I am interested in views from the community on pros and cons of two approaches:
- create 2 separate OMOP databases
- create a single pooled OMOP database
My clear preference is option 1 - partly based on my understanding of the OMOP CDM and OHDSI tools and approach, but also partly instinctive. So for balance I have tried to set out arguments for both, and invite others to weigh in on either side, correct my misunderstandings, identify technical challenges etc.
ETL process: Option 1 is simple: separate ETLs for each database. The ‘similarity’ of the native databases (e.g. data models, vocabularies) determines how much ETL code can be shared. For option 2 a simple approach would require separate ETL for each data source, and additional steps to combine the two at the end. A third option might be to adopt option 1 and use views to represent a virtual pooled version.
ETL fidelity and data quality assessment: Option 1 is more straight forward - there is a 1:1 relationship between source and OMOP databases. Option 2 requires additional steps to identify from which source any issue arises.
Speed / performance: i.e. is it quicker or slower to run two analyses serially on smaller databases, compared to a single run on a large database? I suspect this depends on a lot on the nature of the queries among other things. Separate analyses could potentially run partly in parallel, but would need an additional step of combining results. What would performance be like for a virtual pooled version.
Flexibility: Option 1 provides greatest flexibility: analyses can be conducted in either or both data sources. Option 2 only allows for analysis of both (at least using standard OHDSI analytics)
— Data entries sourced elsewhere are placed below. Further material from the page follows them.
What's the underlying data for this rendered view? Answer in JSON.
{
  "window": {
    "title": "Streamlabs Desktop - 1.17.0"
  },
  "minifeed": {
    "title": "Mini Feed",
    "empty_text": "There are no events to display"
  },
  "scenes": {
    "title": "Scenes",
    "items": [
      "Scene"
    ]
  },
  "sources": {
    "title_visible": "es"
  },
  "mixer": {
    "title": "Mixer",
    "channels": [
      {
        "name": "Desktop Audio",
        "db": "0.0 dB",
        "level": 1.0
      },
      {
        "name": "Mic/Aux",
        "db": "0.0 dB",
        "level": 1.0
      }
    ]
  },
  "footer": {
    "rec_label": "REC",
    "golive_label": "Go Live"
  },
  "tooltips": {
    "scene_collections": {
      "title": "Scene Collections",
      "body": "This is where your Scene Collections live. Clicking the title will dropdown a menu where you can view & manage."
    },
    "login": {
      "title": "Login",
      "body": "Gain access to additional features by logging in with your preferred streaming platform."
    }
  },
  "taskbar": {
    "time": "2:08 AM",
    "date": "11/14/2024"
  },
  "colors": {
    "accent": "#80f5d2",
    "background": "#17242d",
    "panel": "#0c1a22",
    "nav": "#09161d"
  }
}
Assessing database heterogeneity: This feels like a very important one. It’s almost foundational in OHDSI that asking the same question in many different databases yields slightly (sometimes wildly) different answers. Conceptually at least, some heterogeneity is explainable (desirable even) - because the data sources cover different care settings, different populations, different national health systems. Data capture methods, accuracy of ETL and vocabulary mapping are potential sources of less ‘explainable’ heterogeneity. An essential step in evidence generation for OHDSI studies is therefore presenting and exploring heterogeneity, and where appropriate we may combine results in a meta-analysis. From this perspective Option 1, which affords the option to compare results from each database prior to pooling / meta-analysing the results, seems preferable. Option 2 seems to make a strong assumption that there are no differences between the component data sources important enough to be worth exploring.
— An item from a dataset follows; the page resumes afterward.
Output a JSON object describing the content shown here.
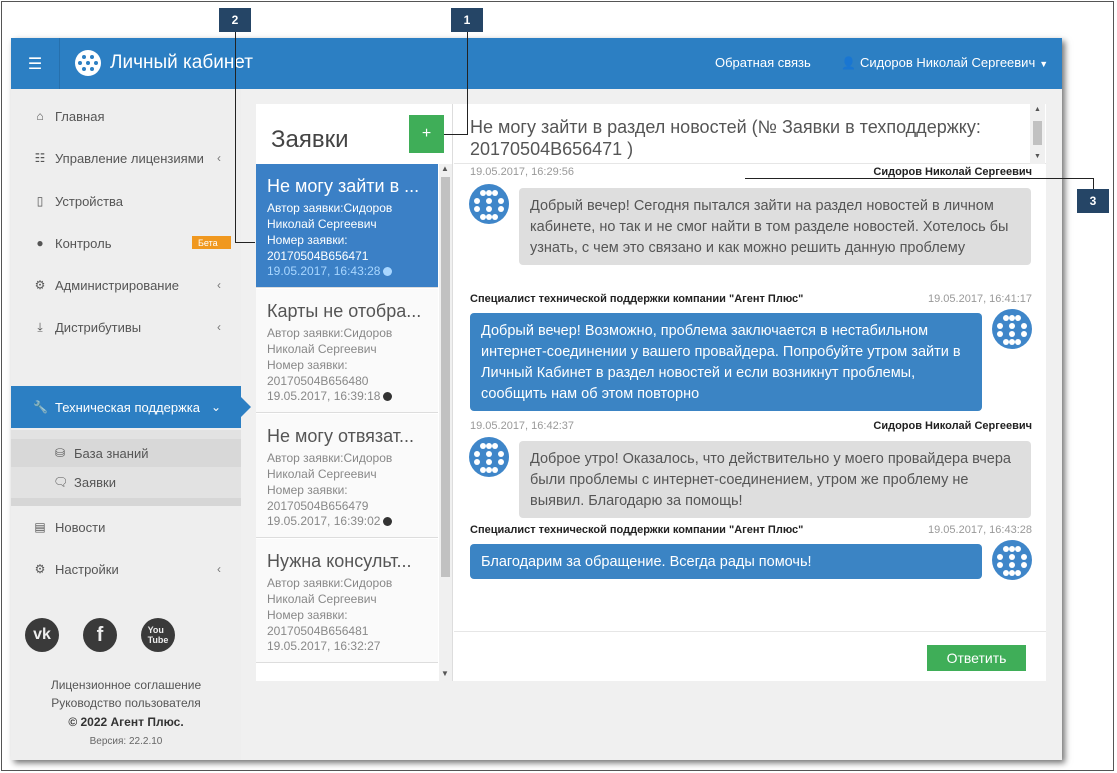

Combining data/results from different databases: Where between database heterogeneity is not too great we can combine data or results from different databases to increase study power or precision. A two-stage meta-analysis combines aggregated results (e.g. effect estimate or numerator and denominator for incidence rates) from each database. This approach works with Option 1. A one-stage analysis pools patient level data prior to analysis, and is possible only with Option 2 (using standard OHDSI analytics). Both approaches can account for heterogeneity and in most circumstances should give similar results, but 1-stage analysis is generally preferred where feasible. So Option 2 wins here out of the box, though the trade-off is the inability assess between database heterogeneity. I also imagine that with some tinkering in R, or using views to combine CDM tables it should be possible to also do a one-stage analysis with Option 1.
I’d be really interested to hear views on the above, and on related questions such as:
Whether and under what circumstances might it be appropriate to create an OMOP database from two or more different data sources?
Are there examples where something similar has been done?
Does creating a virtual combined database using views seem a viable option?